The presentation given by Semyon in the first episode sets up the bullet train's role in Season 2. He's gambled his livelihood to go legitimate and buy up land near an imminent high speed rail train.

Now, Semyon's business partner is dead, his money is lost and he's struggling to regain control of his life.

The train is a real life thing. Back in 2008, California voters approved a bond (Proposition 1A, not 1) that would fund construction a high speed rail line that would link up San Francisco and Los Angeles in a matter of hours.

But can you, like Semyon said, make a fortune off of buying up land and building developments like that? Did the federal government ever really "guarantee cost overages?"

"[Semyon's] scheme appears to be: buy land near one these stations and develop it, and maybe sell the land, maybe just own it but make a lot of money," says LA Weekly's Hillel Aron, who dug into the topic.

To do that, Aron says, Semyon would need inside information about where the stations would go. Could that actually happen?

"They're figuring out the route now, in this long series of public meetings, and it's all done in the open. Everyone is angry about it," he says. "The idea that there would be inside information about the stations is questionable." 

And the guaranteed cost overruns from the Federal Government? Ridiculous, says Aron.

"The federal government is subsidizing a small part of the actual construction of the rail line. And it is conceivable that a local government would give a tax break to local development," he said.  "If the federal government guaranteed cost overages, developers would just build the most monstrous, ridiculous thing they could—knowing the federal government is going to pay for anything over what they said it was going to cost."

Beyond Los Angeles

This season of "True Detective" doesn't limit itself to Los Angeles and Vinci, of course. As the plot has unraveled, its characters have driven further and further away from the bustling hubs of commerce in the LA Metro area  into weirder, more remote corners. Land where the train goes, probably.

Semyon never says where he plans on developing all this rail adjacent land, but a good guess might be Fresno and the Central Valley, home to Valley Public Radio. Reporters Jeffrey Hess and Ezra Romero have been covering the rail project.

"By virtue of California being the size of the state that it is, this is a project that you could describe as the state dreaming big," says Hess. "Fresno and the central valley are between LA and San Francisco, which have — for the most part — built out as much as they can go. Those two big cities need a way to connect."

Romero says the project has started plenty of speculation on the part of developers in cities like Fresno. "If you ask a supporter of high speed rail in Fresno, they'd say it means a rejuvenated downtown. They're saying [Fresno] can be a regional hub. People can live in Fresno and take a forty five minute train to San Francisco, and I think that would change the lifestyle of someone in Fresno."

Opponents of the project worry about cost overruns, unrealistically optimistic travel times and environmental impact.

What's Hess' take on Semyon's get rich quick scheme?
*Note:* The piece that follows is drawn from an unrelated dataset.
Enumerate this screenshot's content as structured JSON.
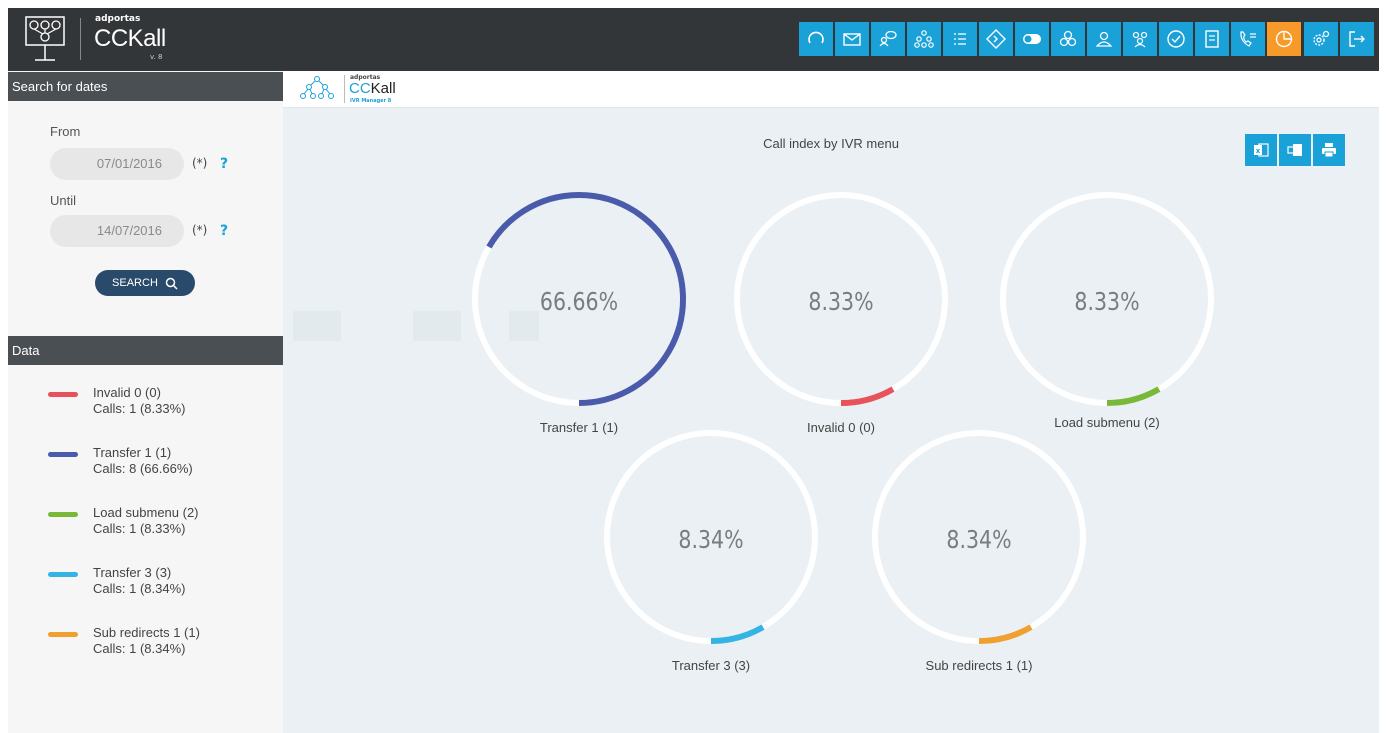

"It's going to be years and years and years before developers of that sort end up making money," he says. "They have ten years before the first leg gets built. It's several years after  that before it connects Los Angeles and San Francisco."

Earlier this year, rail officials said they were as much as a year behind schedule in buying the land needed to start construction on the first 29-mile stretch in the Central Valley,

Still, developers are already on the move, at least in Downtown Fresno. "I talked to a guy a couple months ago who said if you haven't gotten your chips down on this, then you're too late. You've already missed the boat," Hess says.

And if a dead city manager ran off with every last penny you saved up? That boat might be up a creek.